In an area known as Sugar Grove within the park, guests of the annual Maple Syrup Program, this year on March 5, will learn each step in the syrup-making process in a guided tour through Sugar Grove. The tour will show how to tap into the trees, then how the sap is boiled down to syrup inside the Sugar Shack. In the final stops of the tour, guests will learn about the history of the Bray family on the homestead, as well as Native American ties to tapping the trees in the Hamilton Co. area, with a final stop at the Sugar Shop, where maple products will be available for sale.

The Bray family, who owned the land for 160 years, tapped trees for their own personal use.

“There’s a lot of value behind (making syrup), you know, just your local history, knowing who the people were and how they used to live,” Popiela said. “It also ties in the value behind trees. We all talk about how we get the fresh air from the trees, and they shade our houses, but it’s a food source. This is something that you can do yourself. It shows why it’s important to take care of our resources.”

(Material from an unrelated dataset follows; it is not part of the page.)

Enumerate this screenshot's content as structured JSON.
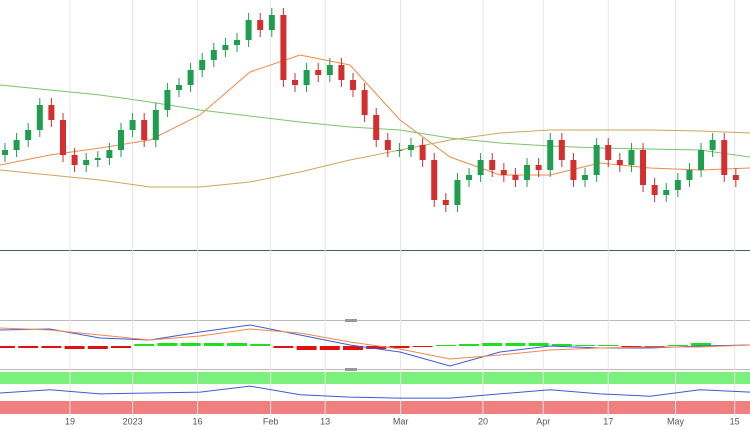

Present-day members of the Bray family donated the 92-acre park to the county in 2007. Now, the park is still in development, with future plans of trail systems, overlooks and feeding areas, currently boasting its wildflowers, new community gardens and, of course, maple syrup resources.

“Up until the arrival of the pioneers, it was really difficult to make maple syrup because (Native Americans) didn’t have the big, iron kettles, just bark baskets and clay pottery,” Popiela said.

It is believed that Native Americans knew when to tap the trees for sap by watching the holes made by woodpeckers.

“Another thing that really promoted maple sugar was it was very patriotic during the Revolutionary War. (They thought), ‘Let’s buy American-made sugar and not the European cane sugar.’ Then, then Civil War, it was the free man’s sugar. Up until the 1860s, maybe 1870s, maple sugar was cheaper than cane sugar,” he said. “Today, it’s just a couple of dollars for a five-pound bag of sugar, and you don’t event find maple sugar in the store. It’s like 10 bucks for just a bottle of maple syrup. Back then, it was the other way around.”

Popiela said there are many other uses for maple sap other than syrup for pancakes, including sugar, maple cream, barbeque sauce, cotton candy, jelly and more, adding that one of his favorite uses for syrup is to put it over vanilla ice cream.

“That’s what I like about the sugar shop. We actually print off some recipes that people can take home. Any recipe that calls for sugar, you put maple sugar in it, and it just, I think, changes the flavor and makes it a more enjoyable (dessert),” he said. “It’s all natural, and it’s an American-made product – well, North American.”

To register for the free Maple Syrup Program from 10 a.m. to 1 p.m. March 5, email [email protected], or call 774-2500. For more, visit myhamiltoncountyparks.com.

 

HISTORY OF THE BRAY FAMILY HOMESTEAD

  • 1815 – As Quakers, and committed to the abolishment of slavery, the Bray family moves north from North Carolina.
  • 1816 – Indiana is admitted into the Union as a state.
  • 1836 – The Bray family settles in Hamilton Co.
  • 1841 – Henry Bray settles on the property where the park is established today.
  • 2007 – Current Bray family members donate the Bray Family Homestead Park to Hamilton Co.